Highway Construction Costs Have Risen 50% in Two Years

The Federal Highway Administration recently released its updated index of highway construction costs for the July-September 2022 quarter, and it shows that inflation in this sector is more extreme than in the general economy – construction costs have increased 50 percent since December 2020.

FHWA started estimating the National Highway Construction Cost Index (NHCCI) in 2003 and the updated graph is ugly indeed:

The NHCCI started in the third quarter of 2003, based at an even 1.0000 and the third quarter 2022 index was 2.7862 which means that highway construction cost almost 2.8 times as much in summer-fall 2023 as it did 20 years prior. But the chart shows two great inflation runs: 2004-2006, fueled by a doubling of oil prices and by China’s entry into the WTO (and the effect that had on the world demand for construction materials), and the present run which started at the beginning of 2021.

The last low point of the index before the current run was the 4th quarter of calendar 2020, which was the first quarter of federal fiscal year 2021. Here is the index starting then:

Quarter NHCCI Increase
Oct.-Dec. 2020 1.8601
Jan.-Mar. 2021 1.9112 +2.7%
Apr.-Jun. 2021 2.0363 +6.5%
Jul.-Sep. 2021 2.1075 +3.5%
Oct.-Dec. 2021 2.1821 +3.5%
Jan.-Mar. 2022 2.2841 +4.7%
Apr.-Jun. 2022 2.5552 +11.9%
Jul-Sep. 2022 2.7862 +9.0%
3Q CY22 Over 4Q CY20 +49.8%

Of the 9.0 percent increase, quarter over quarter, FHWA estimates that 3.5 points of it is from increases in the price of asphalt, which is mostly based on the price of crude oil. The next biggest component of the increase was grading and excavation, which is heavily dependent on the price of the diesel fuel burned by the earthmoving equipment. But one-sixth of the 9 percent cost increase was the bridge category, which is mostly steel, the cost of which is mostly independent of oil prices.

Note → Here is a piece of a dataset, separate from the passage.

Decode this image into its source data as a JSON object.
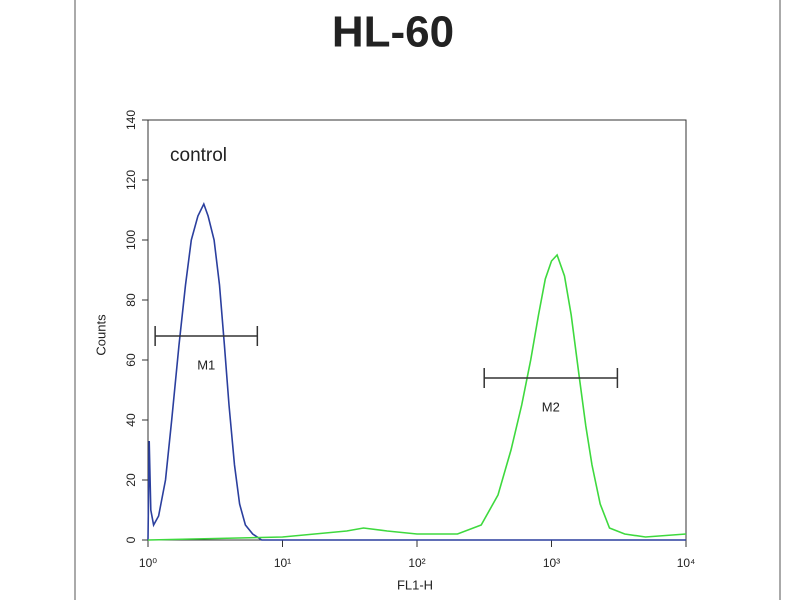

Crude oil prices have decreased somewhat since the July-September 2022 quarter, when they dropped from over $100 per barrel just below $80 a barrel. So far in 2023, prices have oscillated in the $70-80 per barrel range. So, while the rate of increase in the NHCCI may decrease in the coming quarters, there is no sign that they will give back significant amounts of what has already been increased.

(Also, even if and when petroleum gets cheaper, at some point the added money from the Infrastructure Investment and Jobs Act (IIJA) will test the capacity of steel mills, cement kilns, and gravel pits to produce materials in sufficient quantities to meet increased demand without more price increases, to say nothing of demands of labor for increased wages in a tight labor market.)

For years, we have tried to figure out the best measure of the lost buying power of federal dollars. When it comes to spending, the easiest thing to track is outlays, which are the cash dollars leaving the Treasury as they are transferred via check or wire to non-federal entities. These are reported monthly by the Treasury. But these outlays are usually paying off contracts which were signed months or years before, so they don’t really measure the effect that price increases have on newly signed contracts.

Fortunately, in 2017, usaspending.gov went online and lately it has gotten so user-friendly that it can be used to track obligations as well as outlays – not by month, but by by quarter. Obligations are the best proxy for contracts being signed (an obligation is recorded when FHWA approves a project agreement and commits a specific amount of federal dollars for a specific project).

We added up the total obligations in each quarter for the two major FHWA budget accounts (the Federal-Aid Highways account (8083), which is all their spending from the Highway Trust Fund, and the Highway Infrastructure Programs account (0548), which is all of the general fund plus-ups from the regular appropriations bills combined with the IIJA advance appropriations from the general fund). This excludes periodic Emergency Relief appropriations.

Then, we re-based the NHCCI to start at the last low point on the chart above (Oct-Dec 2020) and deflated the obligation totals by dividing the nominal obligation totals by the rebased index number. The result is “real” buying power of those obligations, after removing the highway cost inflation since the end of 2020.

We calculate that federal highway spending has lost $21.5 billion in buying power since the end of 2020.